Warming up with the phonation tube – the five-note pattern

I favour a warm-up for the voice which helps to gradually bring it into full use. Over the years, both as a jobbing opera singer and a singing teacher, I have come to rely upon the five-note pattern as an excellent provider of my requirements. I want something to offer a gentle stretch but not over too wide a range of notes and which has the capacity to challenge breath control. As an open-voiced exercise, it can be used to check that vowels remain the same quality throughout the range, to encourage a seamless legato with no aspirations in between each note and to focus on intonation or even resonance. In the music we need to sing, we often come across scalic passages or stepwise intervals, therefore this warm-up also serves as a technical exercise to set up good muscle-memory which means we can focus on something else, leaving the voice to instinctively know how to sing those types of passage.

In the video, Georgie, a teenage student uses the phonation tube to sing the five note warm-up. You’ll notice that here we have used a pint glass which means it’s really easy to see her breath output – if this falls, we know that her support is not working as well as it needs to. In the glass, there is quite a large depth of water, this makes her breathing support muscles work harder (the less depth, the less resistance and the easier it is). Working with the tube we are looking for bubbles, for air flow and to provide pressure above the cords to help them close more efficiently without the pressure underneath the cords becoming too much – essentially balancing the pressure both sides of the vocal cords. Abdominal support is added cumulatively as we approach the end of the breath. The sound output is quite small in this instance as producing a large sound is not the point of the exercise.
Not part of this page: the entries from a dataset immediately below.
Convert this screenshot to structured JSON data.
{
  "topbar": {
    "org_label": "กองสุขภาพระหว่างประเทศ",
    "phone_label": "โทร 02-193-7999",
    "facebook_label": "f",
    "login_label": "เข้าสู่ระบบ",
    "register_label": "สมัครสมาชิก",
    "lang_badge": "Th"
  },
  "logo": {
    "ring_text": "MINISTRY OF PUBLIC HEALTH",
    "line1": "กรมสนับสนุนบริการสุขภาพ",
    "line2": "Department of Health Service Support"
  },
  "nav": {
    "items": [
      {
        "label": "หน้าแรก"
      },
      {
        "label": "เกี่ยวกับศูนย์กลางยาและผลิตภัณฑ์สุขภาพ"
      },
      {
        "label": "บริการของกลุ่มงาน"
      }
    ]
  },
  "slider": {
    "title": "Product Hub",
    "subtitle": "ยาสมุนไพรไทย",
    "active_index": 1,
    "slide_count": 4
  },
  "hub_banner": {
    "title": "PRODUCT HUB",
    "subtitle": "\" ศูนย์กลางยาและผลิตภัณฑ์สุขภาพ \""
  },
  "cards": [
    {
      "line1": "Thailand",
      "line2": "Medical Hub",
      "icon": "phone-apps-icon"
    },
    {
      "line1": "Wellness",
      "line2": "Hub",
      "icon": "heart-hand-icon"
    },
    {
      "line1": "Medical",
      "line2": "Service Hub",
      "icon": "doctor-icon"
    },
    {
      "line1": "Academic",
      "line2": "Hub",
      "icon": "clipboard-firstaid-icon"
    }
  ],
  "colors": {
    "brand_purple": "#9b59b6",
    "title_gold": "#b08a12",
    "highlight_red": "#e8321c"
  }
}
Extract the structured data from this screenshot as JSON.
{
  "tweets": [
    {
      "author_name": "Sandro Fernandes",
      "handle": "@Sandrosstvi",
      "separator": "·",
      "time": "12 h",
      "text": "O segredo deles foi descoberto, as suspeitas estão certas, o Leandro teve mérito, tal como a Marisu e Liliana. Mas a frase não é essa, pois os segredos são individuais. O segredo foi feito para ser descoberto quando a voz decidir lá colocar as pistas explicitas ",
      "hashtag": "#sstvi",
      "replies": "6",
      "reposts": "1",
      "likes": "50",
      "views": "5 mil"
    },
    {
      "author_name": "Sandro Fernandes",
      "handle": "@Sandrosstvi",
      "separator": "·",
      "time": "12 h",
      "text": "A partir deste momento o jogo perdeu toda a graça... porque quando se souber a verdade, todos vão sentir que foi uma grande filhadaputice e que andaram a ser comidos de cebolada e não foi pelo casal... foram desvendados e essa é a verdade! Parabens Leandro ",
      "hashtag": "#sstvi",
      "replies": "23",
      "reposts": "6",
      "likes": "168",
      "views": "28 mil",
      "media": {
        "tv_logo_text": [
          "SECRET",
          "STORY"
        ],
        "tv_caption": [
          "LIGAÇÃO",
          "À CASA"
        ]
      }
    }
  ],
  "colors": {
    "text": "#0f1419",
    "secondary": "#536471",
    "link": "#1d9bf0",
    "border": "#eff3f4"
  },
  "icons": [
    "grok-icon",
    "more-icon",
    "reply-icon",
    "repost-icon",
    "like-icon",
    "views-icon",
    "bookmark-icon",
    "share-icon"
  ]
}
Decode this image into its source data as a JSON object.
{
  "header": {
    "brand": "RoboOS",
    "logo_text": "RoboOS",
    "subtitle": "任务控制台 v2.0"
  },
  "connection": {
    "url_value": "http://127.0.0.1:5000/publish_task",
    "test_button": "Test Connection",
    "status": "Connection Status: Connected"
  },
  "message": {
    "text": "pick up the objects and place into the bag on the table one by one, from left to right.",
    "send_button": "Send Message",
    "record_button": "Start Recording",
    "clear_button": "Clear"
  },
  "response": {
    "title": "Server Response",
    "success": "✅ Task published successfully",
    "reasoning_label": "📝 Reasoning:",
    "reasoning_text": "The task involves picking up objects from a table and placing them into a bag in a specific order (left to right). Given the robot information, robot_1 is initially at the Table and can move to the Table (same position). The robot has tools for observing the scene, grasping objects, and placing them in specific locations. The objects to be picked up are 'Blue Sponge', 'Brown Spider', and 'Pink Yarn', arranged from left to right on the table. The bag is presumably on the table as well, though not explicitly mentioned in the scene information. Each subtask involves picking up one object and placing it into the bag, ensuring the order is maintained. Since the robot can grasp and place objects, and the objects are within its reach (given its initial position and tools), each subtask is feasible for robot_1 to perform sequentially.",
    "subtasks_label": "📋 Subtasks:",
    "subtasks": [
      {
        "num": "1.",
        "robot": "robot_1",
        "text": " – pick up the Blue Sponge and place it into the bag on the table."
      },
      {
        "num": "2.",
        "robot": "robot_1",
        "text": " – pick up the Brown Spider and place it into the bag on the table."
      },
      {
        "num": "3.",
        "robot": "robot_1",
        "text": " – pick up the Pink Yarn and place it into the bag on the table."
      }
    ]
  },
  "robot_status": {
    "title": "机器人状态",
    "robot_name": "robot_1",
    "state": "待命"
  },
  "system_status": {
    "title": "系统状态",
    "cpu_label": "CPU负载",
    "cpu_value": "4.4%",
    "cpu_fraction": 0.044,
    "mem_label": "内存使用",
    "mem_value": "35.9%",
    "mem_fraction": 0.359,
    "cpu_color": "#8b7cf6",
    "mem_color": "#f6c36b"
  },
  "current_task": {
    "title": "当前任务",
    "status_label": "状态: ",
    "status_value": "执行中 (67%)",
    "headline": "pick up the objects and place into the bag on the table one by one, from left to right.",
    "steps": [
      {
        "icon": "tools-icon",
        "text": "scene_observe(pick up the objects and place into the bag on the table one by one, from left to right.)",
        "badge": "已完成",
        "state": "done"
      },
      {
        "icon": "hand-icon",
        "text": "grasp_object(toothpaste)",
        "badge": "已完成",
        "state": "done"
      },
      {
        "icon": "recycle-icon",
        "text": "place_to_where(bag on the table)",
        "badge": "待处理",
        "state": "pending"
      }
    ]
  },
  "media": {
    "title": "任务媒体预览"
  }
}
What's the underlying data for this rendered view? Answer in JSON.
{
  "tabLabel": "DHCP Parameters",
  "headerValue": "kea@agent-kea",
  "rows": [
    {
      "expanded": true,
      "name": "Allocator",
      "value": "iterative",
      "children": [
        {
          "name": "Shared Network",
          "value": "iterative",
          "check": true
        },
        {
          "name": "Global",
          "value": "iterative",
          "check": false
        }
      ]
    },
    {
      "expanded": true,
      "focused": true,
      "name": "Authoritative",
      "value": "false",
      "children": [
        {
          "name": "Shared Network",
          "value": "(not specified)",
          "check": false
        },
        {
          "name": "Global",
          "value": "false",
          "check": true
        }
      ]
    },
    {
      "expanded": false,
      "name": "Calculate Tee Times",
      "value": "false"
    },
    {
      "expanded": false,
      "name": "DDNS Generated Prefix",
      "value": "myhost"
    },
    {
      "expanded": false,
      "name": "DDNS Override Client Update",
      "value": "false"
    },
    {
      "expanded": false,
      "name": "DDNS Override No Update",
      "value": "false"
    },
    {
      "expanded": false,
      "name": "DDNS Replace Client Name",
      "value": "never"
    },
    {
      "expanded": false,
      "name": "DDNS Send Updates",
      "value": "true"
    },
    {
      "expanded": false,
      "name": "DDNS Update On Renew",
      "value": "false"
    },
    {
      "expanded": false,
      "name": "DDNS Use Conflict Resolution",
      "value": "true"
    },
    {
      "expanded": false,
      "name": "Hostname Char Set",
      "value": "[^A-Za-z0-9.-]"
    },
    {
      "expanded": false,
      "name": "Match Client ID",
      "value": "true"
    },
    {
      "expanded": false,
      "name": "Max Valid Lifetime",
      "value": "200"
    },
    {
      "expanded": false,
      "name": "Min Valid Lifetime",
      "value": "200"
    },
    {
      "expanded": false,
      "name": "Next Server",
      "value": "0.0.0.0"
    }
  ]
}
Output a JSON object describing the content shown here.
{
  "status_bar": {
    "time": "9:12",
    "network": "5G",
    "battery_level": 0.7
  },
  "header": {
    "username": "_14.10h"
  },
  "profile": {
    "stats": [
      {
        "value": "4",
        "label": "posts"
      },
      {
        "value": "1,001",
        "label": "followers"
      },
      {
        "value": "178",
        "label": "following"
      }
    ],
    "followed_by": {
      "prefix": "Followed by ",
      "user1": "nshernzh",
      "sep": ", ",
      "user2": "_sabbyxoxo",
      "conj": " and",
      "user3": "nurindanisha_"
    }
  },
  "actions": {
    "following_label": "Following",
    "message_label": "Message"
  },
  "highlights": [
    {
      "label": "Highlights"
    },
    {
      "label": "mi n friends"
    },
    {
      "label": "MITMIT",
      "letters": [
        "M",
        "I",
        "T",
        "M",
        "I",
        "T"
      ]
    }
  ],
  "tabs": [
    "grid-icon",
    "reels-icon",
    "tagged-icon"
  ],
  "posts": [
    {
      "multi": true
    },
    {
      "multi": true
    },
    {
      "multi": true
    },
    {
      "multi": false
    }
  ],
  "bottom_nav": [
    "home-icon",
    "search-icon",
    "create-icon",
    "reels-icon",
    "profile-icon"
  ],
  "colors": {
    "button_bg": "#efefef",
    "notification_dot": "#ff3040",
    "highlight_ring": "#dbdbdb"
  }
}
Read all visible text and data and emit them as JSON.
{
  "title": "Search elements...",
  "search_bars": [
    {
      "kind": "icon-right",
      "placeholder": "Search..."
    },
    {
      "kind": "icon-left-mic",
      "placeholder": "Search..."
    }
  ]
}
We’re aiming for an unbroken legato which is in tune and easy to produce. In the course of a minute, the voice is taken gently across an octave and through the upper passaggio. During the tube use, it lets the student focus on other issues rather than the sound they are producing. These issues can be breath focussed or on the shaping part of the technical process, where we attempt to consciously open the back of the throat fully to create space for the free vibration taking place.

After this exercise we might try the same exercise again, without the tube, trying to recreate the freedom the tube characteristically gives and to replicate any of the lessons learned by tube-use, whatever they may be, on each occasion.

And breathe….

In the course of my teaching I work with a wide-ranging clientel, from those who are advanced students of singing, aspiring to a professional career in performing, to those who simply want to sing better. I have taught children as young as 7 and adults who are well into their 70’s. I have taught in classrooms and on courses and run workshops. It actually does not matter who your students are. They have one thing in common.

Breath is literally the life of their music. Finding ways to manage breath are not just as simple as putting a breath-mark in the score and breathing at that point. The way you approach that inspiration (and I use the word in more than one sense) is totally key to the success of the next phrase. If your previous phrase has finshed with your breathing out-of-control and in a panic, this affects the ability to move forward. Conversely if you are still holding breath at the end of the last phrase, just topping up can mean that you create tension in the voice and also are unable to control much of the air you have taken in.

One of my friends and colleagues over the years has been Paul Esswood, the counter-tenor. We once discussed the breath issues surrounding the alto aria ‘Esurientis’ from Bach’s Magnificat, which has an impossibly long instrumental-type phrase where breathing seems wrong. He attributed his ability to sing this phrase in one breath to preparation, at least a couple of breaths before the breath on which it is sung.

In addition to the mechanism of breathing-in, there is the emotional and communicative element of the music to add into the mix. Then, in performance, there are possible nerves, and other issues demanding our concentration. It is no wonder that almost all of us singers find difficulty with breathing at some point.

A wise singing-teacher once told me that the most control one has in singing is when one is not in control. In my humble opinion, she was right. The more you trust in the simple physical process and the emotional connections to your breath, the easier breathing, and singing becomes. If you have to ‘think’ too hard and there is a delay in the action, this causes a lack of fluency, adds inappropriate tension and control is lost.

To arrive at this simple state however, is a more difficult process! It requires one to re-train lazy abdominal muscles to support the breath-pressure one needs and also then relax to allow full breath replenishment, align posture, release tension in the throat and facial muscles and understand the massive importance that the exhalation has to the next breath and therefore the resulting sound that it is then possible to produce.

Phonation tubes can have an impact on teaching students about how to release breath consistently and in a controlled manner. Because it is possible to see that breath being released in the form of bubbles, and, at this point, sound is of a secondary concern to that release, this feedback is invaluable. Some students have remarked that they can feel what they should be doing with their diaphragms in a real way for the first time, because until you know what you are doing, it feels hit-and-miss. The back-pressure provided by blowing the bubbles into water makes this magic happen. There is no sound to be desperately concerned about ( even the most gorgeous voice sounds like a gurgling baby’s) so it helps direct attention to what is happening within the body, which means that undesirable shoulder movements, chest-caving, protruding heads and other destructive tensions are clearer and therefore more easily rectified.